Ahora empiezan las contracciones de verdad. La comadrona y la obstetra la animan: «Venga, Britta». Y Britta responde que se vayan al infierno. Le gritan que todo va muy bien y Britta les escupe intentando alcanzar a alguien.

Al final sale la niña. La ponen bajo custodia de inmediato, según el párrafo 2 de la Ley de Atención al Menor, y la sacan de allí. El jefe médico indica que le den a Britta un calmante y un analgésico. Se ha portado bien, ha luchado durante el parto y la clínica también ha luchado durante todo su embarazo.

No parece tener claro qué es lo que ha ocurrido. Debe seguir tumbada y atada mientras la cosen. Inmediatamente se tranquiliza y se siente muy cansada.

En alguna otra parte, la comadrona mira a la recién nacida. Pobrecilla, pobre pequeña vida. Vaya forma de empezar. Están todos completamente agotados.

Se ve que su padre tiene que ser indio. Es que esos niños son mucho más bonitos que los suecos. La niña es absolutamente bella con esa piel morena, tanto pelo y los ojos oscuros y serios. Casi quieren llorar. Es como si lo entendiera todo.

A la siguiente semana, y aunque nadie piense en ello, los que estuvieron presentes en el parto sufren incidentes de uno u otro tipo. Britta ha enviado sus maldiciones contra ellos y allí han quedado, sobre sus cabezas. La mayoría quedaron en agua de borrajas pero algunas echaron raíces en sus vidas.

Una de las enfermeras tuvo una infección en una muela.
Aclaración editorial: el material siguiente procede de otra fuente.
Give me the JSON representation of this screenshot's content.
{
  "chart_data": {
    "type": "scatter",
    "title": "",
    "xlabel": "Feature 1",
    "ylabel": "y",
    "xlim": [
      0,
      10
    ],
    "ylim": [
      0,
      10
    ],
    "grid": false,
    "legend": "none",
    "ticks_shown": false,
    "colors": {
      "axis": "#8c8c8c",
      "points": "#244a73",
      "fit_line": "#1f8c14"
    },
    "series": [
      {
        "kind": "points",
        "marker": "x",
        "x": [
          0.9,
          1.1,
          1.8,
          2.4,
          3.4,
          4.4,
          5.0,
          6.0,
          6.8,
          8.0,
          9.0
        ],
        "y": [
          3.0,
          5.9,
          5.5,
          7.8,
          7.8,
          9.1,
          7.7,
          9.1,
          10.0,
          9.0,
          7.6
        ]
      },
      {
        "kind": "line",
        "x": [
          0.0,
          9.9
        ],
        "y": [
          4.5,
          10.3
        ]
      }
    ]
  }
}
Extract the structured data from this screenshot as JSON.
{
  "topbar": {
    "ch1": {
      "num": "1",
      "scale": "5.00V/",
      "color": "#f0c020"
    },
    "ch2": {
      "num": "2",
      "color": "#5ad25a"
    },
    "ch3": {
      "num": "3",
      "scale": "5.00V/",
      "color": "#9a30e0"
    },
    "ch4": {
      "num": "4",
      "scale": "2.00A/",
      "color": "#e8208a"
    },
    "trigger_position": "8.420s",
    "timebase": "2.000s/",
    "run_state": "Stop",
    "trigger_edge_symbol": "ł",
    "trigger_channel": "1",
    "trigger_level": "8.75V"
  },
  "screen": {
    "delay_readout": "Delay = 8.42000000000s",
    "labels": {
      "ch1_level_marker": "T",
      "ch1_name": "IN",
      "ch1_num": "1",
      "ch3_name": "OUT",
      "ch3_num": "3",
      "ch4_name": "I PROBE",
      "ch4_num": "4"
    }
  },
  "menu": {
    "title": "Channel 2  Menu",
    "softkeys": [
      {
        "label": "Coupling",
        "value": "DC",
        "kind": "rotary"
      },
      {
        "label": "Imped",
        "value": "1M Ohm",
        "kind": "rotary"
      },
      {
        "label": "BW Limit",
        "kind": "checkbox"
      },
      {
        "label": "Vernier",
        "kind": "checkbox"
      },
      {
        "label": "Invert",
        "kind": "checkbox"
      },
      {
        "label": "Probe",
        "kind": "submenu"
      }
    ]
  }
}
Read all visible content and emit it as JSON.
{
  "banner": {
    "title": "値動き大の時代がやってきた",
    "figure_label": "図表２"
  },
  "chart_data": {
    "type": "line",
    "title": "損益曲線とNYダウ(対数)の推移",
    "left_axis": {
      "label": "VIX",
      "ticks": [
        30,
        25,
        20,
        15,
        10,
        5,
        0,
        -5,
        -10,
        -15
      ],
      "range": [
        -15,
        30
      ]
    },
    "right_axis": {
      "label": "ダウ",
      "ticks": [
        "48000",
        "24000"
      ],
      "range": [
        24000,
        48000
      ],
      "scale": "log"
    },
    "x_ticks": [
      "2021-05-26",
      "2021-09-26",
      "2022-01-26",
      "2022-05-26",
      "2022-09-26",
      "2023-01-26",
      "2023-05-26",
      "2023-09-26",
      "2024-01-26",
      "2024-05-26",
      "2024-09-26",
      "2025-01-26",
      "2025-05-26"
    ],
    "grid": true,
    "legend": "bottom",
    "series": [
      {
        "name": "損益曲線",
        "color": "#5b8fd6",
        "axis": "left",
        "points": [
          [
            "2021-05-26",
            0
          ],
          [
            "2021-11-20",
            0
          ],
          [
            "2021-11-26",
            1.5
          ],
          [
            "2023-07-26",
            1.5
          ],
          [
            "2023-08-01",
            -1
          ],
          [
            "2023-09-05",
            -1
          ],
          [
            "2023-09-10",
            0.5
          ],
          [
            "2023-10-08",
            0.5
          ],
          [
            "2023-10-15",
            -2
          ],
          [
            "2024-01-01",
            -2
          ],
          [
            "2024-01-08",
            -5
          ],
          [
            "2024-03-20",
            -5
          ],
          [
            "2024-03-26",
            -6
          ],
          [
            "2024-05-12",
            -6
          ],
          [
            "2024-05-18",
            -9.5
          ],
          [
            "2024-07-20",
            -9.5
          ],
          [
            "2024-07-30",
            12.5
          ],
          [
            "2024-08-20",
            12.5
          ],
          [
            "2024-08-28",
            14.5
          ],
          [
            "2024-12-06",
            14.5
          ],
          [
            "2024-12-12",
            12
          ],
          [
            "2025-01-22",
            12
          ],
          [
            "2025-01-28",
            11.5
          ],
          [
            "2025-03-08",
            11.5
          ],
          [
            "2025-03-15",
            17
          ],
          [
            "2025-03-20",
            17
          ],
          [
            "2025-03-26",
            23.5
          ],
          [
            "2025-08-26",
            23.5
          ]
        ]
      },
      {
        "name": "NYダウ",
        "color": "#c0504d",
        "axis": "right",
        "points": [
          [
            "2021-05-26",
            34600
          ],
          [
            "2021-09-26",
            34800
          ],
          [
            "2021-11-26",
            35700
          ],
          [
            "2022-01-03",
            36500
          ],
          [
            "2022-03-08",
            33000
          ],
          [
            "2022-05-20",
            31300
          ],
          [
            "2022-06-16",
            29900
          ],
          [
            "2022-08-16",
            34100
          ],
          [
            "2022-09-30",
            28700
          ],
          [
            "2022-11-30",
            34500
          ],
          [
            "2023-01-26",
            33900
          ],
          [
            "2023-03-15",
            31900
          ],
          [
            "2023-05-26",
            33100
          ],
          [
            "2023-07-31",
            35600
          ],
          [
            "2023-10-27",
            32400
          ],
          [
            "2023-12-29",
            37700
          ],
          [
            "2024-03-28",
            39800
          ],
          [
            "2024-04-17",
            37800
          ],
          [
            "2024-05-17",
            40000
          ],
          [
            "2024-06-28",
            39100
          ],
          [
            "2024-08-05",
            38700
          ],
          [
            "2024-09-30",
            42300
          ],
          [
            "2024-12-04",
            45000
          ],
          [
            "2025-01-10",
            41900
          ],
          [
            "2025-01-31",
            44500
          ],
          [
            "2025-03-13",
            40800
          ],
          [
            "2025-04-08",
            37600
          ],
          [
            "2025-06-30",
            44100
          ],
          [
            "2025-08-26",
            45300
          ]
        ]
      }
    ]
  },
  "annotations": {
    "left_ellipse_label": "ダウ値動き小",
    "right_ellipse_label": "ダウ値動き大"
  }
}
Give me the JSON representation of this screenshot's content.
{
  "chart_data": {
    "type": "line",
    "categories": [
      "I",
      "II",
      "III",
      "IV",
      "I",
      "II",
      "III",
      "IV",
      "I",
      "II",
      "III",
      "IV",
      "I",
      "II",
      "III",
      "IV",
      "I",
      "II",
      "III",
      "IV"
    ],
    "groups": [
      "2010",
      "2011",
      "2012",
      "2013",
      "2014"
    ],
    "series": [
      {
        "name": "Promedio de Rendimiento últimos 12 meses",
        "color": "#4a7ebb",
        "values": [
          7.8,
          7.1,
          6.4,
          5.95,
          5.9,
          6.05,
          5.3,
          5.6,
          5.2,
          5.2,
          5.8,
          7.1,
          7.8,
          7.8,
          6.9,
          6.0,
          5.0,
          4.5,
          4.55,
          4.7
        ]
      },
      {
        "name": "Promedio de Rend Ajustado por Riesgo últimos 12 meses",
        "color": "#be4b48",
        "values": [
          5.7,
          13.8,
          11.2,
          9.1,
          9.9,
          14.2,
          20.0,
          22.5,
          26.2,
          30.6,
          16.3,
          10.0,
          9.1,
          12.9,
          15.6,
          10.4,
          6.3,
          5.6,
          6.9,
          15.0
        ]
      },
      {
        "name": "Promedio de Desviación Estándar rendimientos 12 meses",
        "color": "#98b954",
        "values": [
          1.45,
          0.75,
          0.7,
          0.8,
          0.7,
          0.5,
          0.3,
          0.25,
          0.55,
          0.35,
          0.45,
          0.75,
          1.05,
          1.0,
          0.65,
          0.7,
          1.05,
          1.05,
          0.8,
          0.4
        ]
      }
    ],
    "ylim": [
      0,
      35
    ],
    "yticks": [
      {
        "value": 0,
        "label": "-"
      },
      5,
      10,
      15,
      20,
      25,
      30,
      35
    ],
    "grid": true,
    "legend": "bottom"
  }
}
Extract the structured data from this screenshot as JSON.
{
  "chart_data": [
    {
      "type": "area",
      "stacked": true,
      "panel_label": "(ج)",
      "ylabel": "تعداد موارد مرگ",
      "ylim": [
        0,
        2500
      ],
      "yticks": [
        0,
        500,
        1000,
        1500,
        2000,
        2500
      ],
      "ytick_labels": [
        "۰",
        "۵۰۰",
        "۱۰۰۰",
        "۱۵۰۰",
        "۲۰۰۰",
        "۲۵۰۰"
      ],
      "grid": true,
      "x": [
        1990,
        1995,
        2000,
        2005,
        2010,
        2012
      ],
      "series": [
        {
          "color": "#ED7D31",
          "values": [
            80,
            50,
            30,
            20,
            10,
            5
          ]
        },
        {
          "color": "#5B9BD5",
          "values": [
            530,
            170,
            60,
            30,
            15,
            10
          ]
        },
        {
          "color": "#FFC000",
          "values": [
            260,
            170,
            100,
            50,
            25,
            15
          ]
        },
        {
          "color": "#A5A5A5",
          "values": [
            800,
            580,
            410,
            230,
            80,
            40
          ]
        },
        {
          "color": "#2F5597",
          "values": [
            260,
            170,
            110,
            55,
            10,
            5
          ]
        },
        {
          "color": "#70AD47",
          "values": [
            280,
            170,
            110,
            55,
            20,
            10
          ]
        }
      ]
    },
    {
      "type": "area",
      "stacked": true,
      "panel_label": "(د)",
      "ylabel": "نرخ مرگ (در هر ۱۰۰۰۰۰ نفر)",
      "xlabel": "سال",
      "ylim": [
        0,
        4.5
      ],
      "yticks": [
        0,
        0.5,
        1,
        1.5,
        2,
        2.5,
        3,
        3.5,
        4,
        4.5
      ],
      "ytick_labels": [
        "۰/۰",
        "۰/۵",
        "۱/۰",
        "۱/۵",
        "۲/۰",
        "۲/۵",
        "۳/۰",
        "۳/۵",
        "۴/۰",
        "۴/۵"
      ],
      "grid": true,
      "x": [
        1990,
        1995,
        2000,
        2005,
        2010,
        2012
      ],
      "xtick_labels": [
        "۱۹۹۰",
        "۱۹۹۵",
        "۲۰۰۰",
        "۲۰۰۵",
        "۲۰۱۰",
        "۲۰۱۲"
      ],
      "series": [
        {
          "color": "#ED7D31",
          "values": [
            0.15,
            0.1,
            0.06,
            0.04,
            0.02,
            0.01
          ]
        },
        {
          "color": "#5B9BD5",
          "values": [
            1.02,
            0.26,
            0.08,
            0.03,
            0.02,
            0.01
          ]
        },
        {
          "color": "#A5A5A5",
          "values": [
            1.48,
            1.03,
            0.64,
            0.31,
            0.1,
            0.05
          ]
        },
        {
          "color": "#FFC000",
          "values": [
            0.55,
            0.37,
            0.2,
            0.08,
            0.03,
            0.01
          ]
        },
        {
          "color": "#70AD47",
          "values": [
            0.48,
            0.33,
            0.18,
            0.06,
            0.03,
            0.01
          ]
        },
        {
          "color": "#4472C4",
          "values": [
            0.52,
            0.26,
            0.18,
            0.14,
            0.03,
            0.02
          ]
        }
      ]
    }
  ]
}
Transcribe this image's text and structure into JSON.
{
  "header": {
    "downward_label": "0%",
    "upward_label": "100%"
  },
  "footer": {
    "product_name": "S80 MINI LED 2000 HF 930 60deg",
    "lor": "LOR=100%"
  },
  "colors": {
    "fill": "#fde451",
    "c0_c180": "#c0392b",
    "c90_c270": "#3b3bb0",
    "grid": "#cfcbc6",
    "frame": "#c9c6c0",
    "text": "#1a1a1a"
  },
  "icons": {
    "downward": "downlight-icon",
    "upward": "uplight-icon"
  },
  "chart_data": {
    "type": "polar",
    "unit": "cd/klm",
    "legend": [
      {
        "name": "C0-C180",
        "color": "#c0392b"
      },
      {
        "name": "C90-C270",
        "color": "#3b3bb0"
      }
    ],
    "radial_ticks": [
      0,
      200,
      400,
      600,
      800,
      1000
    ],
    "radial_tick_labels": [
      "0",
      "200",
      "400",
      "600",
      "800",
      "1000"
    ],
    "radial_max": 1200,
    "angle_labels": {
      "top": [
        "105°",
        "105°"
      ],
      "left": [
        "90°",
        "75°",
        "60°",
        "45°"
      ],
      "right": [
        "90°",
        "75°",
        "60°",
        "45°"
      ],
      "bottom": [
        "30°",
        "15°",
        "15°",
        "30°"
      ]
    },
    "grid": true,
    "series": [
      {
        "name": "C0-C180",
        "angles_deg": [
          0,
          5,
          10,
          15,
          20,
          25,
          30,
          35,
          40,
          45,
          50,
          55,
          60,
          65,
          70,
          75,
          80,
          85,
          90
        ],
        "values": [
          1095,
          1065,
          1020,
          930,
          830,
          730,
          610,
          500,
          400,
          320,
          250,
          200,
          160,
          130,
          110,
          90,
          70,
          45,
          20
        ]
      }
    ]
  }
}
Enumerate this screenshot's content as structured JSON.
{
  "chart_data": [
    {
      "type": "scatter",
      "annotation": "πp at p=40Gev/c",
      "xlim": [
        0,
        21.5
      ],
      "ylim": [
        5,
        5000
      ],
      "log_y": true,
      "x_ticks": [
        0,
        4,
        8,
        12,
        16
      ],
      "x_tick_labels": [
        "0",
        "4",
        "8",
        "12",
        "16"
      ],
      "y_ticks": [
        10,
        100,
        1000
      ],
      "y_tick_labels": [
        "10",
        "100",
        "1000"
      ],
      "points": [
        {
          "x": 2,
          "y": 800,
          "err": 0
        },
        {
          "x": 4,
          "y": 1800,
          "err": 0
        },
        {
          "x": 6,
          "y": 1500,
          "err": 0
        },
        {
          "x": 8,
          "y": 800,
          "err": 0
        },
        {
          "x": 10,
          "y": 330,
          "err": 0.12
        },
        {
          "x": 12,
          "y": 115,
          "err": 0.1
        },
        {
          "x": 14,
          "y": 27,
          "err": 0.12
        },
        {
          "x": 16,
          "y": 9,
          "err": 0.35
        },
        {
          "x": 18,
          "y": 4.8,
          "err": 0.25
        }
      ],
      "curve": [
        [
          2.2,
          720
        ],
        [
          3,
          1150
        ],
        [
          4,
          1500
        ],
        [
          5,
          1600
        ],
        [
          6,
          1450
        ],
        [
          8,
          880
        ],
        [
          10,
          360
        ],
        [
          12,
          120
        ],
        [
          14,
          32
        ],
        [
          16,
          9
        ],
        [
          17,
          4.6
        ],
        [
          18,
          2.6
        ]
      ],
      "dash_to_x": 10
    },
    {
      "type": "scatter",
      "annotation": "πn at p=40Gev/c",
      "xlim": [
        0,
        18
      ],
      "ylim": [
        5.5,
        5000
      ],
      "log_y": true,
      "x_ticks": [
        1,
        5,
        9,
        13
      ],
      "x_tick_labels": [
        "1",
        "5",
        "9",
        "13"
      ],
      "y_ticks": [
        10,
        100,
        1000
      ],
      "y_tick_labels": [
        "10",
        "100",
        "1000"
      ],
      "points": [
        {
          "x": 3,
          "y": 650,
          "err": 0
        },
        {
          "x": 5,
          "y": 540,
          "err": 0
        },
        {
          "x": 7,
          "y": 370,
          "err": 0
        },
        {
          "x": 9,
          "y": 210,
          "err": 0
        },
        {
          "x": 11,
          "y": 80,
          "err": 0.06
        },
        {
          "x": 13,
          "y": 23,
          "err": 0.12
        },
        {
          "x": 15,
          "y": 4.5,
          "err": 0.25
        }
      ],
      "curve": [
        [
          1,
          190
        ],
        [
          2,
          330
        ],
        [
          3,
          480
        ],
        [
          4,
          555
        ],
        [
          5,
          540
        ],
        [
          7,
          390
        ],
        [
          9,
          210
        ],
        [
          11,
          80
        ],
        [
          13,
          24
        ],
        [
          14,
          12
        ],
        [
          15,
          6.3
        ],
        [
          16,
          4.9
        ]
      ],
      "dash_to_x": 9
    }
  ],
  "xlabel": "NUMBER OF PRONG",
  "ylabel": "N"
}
La obstetra, dando marcha atrás con el coche, rompe una de las luces traseras. También le entran a robar en casa. Otra pierde la cartera. La novia del cuidador de los brazos tatuados muere en un incendio que se declara en el piso donde viven.

Así de fuerte es la capacidad de Britta. A pesar de que es un fragmento de lo que podría haber sido y a pesar de no tener conciencia de lo que hace. A pesar de todo ello, las palabras adquieren fuerza cuando ella se encuentra en una situación que la supera. Por el lado materno ha heredado diversas facultades, aparte de las normales, pero han pasado muchas generaciones sin que nadie fuera consciente de ellas.

La pequeña Ester Kallis también tiene facultades. Y Ester va a tener una madre de acogida de la que también va a heredar otros talentos.